Beschäftigung und Ablenkung sind zwischendurch sicher wichtig und gewisse Auszeiten von der Trauer können sehr hilfreich sein.

Trauernde sind aber, vor allem in der ersten Zeit nach ihrem Verlust, meist nicht sehr belastbar und daher leichter mit täglichen Aufgaben überfordert.

Ein ständiges Verdrängen der Trauergefühle durch permanente Ablenkung und Beschäftigung kann in manchen Fällen auch zu psychischen Erkrankungen, wie Angststörungen oder Depressionen führen.

Jeder Mensch ist und reagiert anders, daher muss auch jeder den für sich richtigen Weg finden.

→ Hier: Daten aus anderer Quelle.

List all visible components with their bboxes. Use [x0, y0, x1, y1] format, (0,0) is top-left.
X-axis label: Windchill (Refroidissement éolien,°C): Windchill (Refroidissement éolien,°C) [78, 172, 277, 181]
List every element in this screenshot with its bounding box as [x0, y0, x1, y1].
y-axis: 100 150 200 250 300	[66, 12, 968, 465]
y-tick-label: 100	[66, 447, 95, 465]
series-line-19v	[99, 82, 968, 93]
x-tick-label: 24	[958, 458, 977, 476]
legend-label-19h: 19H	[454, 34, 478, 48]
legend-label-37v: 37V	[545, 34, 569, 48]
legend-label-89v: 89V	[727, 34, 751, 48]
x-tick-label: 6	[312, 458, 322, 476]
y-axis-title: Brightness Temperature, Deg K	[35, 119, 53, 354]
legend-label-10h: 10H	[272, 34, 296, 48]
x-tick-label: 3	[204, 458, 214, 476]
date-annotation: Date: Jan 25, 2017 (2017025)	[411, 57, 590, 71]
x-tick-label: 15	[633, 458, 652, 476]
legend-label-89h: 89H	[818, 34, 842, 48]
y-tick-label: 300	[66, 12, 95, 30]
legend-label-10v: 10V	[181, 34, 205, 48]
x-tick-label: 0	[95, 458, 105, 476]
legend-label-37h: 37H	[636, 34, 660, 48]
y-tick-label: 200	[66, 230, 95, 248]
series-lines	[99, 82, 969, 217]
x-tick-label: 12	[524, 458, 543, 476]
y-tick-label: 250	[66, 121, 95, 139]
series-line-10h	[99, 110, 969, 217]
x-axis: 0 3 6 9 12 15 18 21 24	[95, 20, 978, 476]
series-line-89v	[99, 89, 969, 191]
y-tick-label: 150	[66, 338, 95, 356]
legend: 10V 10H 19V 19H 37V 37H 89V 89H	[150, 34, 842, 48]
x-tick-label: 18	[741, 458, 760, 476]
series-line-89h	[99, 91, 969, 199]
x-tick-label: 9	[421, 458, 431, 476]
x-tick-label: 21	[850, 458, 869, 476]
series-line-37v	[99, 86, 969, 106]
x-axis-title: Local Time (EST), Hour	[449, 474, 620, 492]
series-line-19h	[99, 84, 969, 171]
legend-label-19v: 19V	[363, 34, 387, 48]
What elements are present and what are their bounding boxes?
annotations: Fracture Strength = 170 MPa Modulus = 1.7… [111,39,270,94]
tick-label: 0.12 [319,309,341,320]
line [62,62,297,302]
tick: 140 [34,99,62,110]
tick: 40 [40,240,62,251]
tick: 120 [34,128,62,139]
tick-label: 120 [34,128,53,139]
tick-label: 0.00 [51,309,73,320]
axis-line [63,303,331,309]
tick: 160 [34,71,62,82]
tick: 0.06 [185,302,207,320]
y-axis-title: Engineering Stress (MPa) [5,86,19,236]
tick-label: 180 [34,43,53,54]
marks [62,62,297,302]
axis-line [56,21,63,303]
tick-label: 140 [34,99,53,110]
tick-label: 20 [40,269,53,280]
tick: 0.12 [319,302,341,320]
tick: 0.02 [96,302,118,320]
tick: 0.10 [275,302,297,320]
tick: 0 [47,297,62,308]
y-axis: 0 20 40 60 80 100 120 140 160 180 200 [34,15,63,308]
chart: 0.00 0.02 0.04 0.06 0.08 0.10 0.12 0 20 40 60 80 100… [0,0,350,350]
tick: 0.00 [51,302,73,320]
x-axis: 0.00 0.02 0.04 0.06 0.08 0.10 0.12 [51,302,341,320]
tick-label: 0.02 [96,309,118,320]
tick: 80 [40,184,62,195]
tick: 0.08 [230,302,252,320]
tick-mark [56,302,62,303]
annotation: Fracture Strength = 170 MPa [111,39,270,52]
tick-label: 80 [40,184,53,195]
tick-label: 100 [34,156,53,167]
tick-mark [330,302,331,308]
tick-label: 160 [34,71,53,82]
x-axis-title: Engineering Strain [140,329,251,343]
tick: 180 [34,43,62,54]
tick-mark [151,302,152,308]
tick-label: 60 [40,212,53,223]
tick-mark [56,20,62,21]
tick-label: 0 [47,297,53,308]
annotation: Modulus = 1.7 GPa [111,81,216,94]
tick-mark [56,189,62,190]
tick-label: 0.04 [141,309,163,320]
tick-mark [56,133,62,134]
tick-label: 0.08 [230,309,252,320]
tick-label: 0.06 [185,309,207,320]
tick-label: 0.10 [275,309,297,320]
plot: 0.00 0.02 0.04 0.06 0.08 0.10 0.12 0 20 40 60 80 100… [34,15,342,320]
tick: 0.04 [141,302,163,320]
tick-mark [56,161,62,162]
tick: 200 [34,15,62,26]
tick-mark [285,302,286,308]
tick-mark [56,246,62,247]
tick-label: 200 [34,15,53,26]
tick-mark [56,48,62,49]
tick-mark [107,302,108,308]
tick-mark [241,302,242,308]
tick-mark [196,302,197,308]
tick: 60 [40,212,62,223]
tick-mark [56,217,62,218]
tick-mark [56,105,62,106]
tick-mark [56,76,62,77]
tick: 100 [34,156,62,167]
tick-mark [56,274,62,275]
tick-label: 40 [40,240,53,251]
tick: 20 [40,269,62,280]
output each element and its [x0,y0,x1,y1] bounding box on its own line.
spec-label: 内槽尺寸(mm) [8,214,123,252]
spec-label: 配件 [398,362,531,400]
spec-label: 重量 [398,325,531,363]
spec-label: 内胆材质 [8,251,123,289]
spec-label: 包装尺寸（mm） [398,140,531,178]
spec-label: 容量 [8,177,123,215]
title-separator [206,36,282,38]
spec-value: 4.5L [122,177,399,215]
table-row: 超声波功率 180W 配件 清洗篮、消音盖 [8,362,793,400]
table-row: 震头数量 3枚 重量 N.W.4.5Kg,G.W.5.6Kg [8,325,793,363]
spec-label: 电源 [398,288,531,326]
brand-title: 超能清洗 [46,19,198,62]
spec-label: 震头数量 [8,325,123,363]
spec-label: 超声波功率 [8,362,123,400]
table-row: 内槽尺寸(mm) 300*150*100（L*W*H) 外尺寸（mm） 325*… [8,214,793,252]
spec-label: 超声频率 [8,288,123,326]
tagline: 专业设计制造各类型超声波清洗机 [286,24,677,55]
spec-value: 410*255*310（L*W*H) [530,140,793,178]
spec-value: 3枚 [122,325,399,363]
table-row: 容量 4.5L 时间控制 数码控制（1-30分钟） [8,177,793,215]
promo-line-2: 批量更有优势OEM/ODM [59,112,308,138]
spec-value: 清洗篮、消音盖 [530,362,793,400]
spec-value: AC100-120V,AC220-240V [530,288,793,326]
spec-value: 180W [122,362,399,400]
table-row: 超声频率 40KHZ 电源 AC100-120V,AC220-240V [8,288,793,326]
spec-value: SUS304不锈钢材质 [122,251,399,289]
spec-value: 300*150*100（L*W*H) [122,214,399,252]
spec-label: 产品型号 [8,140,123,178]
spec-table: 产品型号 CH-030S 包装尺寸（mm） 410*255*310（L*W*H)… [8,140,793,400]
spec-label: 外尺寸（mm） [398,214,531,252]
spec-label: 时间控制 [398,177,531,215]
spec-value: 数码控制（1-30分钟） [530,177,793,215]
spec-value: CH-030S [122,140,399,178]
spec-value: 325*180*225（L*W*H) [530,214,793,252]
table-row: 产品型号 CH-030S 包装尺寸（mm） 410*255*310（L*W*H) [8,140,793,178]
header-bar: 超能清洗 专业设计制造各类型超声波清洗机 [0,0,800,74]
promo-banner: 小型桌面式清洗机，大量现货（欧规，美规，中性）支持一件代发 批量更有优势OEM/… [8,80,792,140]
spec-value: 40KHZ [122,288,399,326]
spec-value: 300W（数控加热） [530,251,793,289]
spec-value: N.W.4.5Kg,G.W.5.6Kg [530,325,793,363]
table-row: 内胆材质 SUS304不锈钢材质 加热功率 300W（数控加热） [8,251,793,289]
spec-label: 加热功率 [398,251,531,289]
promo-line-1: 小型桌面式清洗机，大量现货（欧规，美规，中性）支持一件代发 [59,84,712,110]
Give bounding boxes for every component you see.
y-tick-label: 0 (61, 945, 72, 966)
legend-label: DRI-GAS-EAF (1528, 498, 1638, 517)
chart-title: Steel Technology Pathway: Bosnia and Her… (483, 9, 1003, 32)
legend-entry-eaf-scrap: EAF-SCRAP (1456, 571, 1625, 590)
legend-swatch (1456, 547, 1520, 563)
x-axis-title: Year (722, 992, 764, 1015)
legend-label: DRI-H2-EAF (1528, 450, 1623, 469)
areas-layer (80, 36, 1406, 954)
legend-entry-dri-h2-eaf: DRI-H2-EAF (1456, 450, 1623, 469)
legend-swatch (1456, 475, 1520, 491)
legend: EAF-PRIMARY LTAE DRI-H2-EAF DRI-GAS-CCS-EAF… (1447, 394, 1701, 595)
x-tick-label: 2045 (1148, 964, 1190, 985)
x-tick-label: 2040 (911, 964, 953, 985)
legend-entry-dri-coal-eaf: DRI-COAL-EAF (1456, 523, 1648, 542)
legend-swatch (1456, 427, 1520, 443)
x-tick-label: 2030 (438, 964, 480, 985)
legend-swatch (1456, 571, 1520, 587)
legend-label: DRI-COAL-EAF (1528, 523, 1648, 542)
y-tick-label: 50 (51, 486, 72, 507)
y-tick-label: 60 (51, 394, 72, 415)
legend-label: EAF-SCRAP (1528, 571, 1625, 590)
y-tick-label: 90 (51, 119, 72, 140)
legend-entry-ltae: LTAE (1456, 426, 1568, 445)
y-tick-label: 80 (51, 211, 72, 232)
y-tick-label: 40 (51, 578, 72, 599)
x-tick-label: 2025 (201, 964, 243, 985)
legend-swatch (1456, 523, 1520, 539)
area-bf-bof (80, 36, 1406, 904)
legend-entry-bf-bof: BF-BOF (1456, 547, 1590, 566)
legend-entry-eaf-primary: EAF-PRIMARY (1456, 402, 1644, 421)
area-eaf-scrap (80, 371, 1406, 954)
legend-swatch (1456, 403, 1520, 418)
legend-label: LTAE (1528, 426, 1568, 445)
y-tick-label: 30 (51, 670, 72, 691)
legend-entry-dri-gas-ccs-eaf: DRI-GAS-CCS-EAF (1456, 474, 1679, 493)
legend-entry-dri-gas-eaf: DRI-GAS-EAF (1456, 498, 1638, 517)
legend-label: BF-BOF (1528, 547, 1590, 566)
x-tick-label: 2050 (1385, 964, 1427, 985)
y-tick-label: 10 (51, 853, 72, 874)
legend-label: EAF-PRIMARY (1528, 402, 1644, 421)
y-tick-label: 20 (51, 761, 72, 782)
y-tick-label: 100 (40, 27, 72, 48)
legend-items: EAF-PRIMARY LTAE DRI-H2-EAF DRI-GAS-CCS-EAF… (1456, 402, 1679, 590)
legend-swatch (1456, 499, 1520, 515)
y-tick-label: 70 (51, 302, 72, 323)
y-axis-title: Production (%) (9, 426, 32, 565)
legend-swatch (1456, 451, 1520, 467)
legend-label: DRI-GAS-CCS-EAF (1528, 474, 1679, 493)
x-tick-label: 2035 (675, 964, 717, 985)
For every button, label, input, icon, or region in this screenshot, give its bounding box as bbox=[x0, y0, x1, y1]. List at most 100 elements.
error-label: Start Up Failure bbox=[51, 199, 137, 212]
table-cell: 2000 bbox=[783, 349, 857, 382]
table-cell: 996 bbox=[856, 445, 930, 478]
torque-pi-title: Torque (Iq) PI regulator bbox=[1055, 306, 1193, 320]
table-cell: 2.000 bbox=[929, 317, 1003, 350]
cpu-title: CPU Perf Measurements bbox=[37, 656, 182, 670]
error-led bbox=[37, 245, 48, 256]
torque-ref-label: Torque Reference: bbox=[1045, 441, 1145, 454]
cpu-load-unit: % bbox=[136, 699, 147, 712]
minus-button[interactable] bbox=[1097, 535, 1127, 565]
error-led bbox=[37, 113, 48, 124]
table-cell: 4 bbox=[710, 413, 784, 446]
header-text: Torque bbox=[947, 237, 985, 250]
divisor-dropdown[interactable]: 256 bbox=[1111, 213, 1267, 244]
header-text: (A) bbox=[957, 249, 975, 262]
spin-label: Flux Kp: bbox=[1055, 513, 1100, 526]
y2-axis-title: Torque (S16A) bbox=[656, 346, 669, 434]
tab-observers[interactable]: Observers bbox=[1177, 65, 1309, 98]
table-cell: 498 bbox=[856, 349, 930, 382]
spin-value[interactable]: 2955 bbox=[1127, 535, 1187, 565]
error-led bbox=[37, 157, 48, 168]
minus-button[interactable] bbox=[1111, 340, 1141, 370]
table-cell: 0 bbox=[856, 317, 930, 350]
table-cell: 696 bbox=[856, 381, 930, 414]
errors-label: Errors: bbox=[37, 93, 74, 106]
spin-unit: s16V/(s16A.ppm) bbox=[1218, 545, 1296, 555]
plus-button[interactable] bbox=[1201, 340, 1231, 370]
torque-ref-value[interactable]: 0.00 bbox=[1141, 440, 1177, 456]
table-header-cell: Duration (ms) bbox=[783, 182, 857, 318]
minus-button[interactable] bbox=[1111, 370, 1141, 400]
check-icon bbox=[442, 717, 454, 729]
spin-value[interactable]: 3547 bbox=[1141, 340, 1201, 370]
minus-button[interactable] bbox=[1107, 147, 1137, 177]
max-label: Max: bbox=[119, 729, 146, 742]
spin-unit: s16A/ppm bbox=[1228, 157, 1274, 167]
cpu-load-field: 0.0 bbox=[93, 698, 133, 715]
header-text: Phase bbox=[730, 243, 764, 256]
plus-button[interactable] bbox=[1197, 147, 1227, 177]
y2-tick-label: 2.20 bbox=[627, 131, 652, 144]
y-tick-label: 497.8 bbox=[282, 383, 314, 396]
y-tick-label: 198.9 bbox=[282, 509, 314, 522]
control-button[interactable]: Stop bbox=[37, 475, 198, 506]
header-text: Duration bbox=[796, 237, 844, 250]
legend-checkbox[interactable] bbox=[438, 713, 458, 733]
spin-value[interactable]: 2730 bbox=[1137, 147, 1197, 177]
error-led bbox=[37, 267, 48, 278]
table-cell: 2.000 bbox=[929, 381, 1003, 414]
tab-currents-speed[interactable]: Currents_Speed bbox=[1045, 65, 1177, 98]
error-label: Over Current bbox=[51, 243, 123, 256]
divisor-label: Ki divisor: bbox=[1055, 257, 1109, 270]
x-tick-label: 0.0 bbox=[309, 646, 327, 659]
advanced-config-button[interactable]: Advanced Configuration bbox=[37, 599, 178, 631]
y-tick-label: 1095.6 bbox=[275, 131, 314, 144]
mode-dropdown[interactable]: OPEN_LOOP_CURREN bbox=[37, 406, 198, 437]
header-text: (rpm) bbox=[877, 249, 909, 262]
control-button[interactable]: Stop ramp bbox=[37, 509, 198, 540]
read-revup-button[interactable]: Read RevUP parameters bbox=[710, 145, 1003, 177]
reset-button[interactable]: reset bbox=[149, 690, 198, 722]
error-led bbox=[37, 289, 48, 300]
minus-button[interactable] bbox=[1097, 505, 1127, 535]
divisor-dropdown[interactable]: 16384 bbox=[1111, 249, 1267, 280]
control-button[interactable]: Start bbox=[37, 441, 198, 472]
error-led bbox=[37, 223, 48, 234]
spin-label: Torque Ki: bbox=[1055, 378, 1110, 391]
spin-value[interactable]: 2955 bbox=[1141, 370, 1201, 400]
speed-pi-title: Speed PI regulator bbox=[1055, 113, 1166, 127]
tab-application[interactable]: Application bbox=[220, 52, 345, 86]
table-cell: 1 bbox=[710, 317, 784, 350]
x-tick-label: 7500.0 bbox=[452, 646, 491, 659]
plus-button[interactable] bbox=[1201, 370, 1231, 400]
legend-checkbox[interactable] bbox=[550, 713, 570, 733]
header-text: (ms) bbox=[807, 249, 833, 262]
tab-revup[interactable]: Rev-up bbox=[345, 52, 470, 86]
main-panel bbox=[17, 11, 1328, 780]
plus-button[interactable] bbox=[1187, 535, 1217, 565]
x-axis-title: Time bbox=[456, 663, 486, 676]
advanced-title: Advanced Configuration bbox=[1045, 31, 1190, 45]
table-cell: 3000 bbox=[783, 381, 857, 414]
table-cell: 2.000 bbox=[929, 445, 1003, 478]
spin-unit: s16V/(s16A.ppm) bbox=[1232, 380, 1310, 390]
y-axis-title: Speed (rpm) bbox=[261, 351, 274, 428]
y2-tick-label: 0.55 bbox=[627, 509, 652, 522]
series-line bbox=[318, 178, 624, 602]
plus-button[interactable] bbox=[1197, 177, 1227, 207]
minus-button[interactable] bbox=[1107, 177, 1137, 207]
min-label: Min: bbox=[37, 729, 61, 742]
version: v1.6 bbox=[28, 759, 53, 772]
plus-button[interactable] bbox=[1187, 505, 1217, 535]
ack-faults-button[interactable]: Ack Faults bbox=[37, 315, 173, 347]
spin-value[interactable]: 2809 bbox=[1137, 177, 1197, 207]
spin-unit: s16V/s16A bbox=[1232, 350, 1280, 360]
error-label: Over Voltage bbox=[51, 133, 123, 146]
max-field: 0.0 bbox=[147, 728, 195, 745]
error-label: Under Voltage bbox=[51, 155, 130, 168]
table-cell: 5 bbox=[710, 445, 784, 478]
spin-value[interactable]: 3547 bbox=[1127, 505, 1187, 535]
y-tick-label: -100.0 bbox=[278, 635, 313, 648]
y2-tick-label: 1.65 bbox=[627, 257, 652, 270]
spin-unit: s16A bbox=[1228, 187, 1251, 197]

„Ein neues Baby hilft dabei, schneller über den Verlust hinwegzukommen“

Jedes Kind ist einmalig und einzigartig und somit nicht ersetzbar. Deshalb wird dieses Baby immer fehlen, egal wie viele Geschwisterkinder noch nachkommen. Mit der Geburt eines lebenden Geschwisterkindes ist dementsprechend nicht automatisch alles wieder gut!

 Jedes Paar muss selbst für sich entscheiden, ob bzw. wann es wieder für eine erneute Schwangerschaft bereit ist. Auch hierfür gibt es keine Norm.